Application of the Γ148 matrix to the pedigree-based relationship matrix lifted the average diagonal elements of A22 closer to G05 (Figure 3). The smallest diagonal and off-diagonal values of A22 increased by 0.25 (from one to 1.25) and by 0.50 (from 0 to 0.50), respectively, by using Γ148 as the basis for A22Γ (Table 4). The increase was close to that in Kudinov et al. (2020) - 0.27 and 0.48 for the diagonal and off-diagonal elements, respectively. The correlations in the diagonal and off-diagonal elements were higher between G05 and A22Γ (0.70 and 0.88) than between G05 and A22 (0.57 and 0.77). The overall magnitude of values in A22Γ in our study was higher than presented for HOL in Koivula et al. (2022). Average relationship coefficients of A22, A22Γ, and G05 in Koivula et al. (2022) had a steady increase by animal’s birth year. However, similar behavior in our study was observed only for the A22 matrix. A slight decrease in the average relationship coefficient of G05 and A22Γ was observed after year 2000. This might be caused by the establishment of the joint Nordic RDC evaluation and admixture of the breads in the three populations. The total increase in the average relationships in the 40-year period were 2.81%, 0.97%, and 0.72% for A22, A22Γ, and G05, respectively. The MF approach is beneficial in an admixed population such as Nordic RDC, as it helps to balance the G05 and A22 matrices. However, A22Γ and G05 were not on exactly on the same scale as the mean diagonal and off-diagonal elements in A22Γ were still somewhat lower than in G05 (Table 4). So, some compatibility issues between the pedigree- and genomic-based relationship matrices remained.

FIGURE 3
www.frontiersin.org

FIGURE 3. Average diagonal elements of A22 (black circles), AΓ (blue triangles), and G05 (red diamonds) by the birth year of a genotyped animal.

TABLE 4
www.frontiersin.org

TABLE 4. Mean, minimum (Min), and maximum (Max) element values of A22, A22Γ and G05 from diagonal and off-diagonal.

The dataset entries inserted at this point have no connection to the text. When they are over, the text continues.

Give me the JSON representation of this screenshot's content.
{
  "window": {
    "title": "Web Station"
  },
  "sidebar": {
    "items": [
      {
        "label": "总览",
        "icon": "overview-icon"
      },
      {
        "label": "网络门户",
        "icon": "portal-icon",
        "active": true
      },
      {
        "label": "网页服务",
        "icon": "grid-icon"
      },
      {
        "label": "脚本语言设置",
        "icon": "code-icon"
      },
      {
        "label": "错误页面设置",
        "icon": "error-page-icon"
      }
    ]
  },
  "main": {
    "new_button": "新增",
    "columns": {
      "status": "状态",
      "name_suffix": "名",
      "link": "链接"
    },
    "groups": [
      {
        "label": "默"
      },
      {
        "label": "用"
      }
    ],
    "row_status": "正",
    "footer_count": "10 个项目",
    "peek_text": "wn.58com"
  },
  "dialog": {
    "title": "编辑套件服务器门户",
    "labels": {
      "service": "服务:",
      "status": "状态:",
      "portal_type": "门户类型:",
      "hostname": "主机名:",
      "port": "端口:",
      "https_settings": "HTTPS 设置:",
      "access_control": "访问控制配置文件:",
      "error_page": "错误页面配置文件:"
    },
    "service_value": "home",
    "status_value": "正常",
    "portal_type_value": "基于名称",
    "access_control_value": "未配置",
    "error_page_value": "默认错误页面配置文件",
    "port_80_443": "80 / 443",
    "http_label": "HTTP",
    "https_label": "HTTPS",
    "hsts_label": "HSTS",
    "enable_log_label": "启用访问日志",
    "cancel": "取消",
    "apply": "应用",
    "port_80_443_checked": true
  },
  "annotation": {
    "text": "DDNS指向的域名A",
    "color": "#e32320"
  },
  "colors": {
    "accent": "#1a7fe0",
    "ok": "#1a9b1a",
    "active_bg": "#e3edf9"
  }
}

In addition to Γpre, ΓRDC_HOL was tested as source for Γ148* and corresponding A22Γ* estimation. The mean difference between ΓRDC_HOL and Γpre was 0.03. Diagonal elements in A22Γ* constructed using extrapolated ΓRDC_HOL were on average 0.02 lower than in A22Γ used for genomic prediction. Even though construction of Γpre with ΓRDC and ΓHOL diagonals helped to lift A22 closer to G05, this step was not vital and ΓRDC_HOL might have been used as it is.

Filtering of the SNPs by minor allele frequency (MAF) for the Γ matrix estimation was elaborated in our previous study (Kudinov et al., 2020), and indirectly performed in Legarra et al. (2015). In the current study, we avoided MAF filtering of SNPs used to compute Γpre. That helped to compute a A22Γ matrix closer to G05, as the same set of markers was used to construct G05. We observed that if selection of SNPs is used, it should be applied to both Γ and G05, i.e., the same set of markers should be used consistently. It is reasonable to keep the set of markers used in G05 and Γ as compatible as possible.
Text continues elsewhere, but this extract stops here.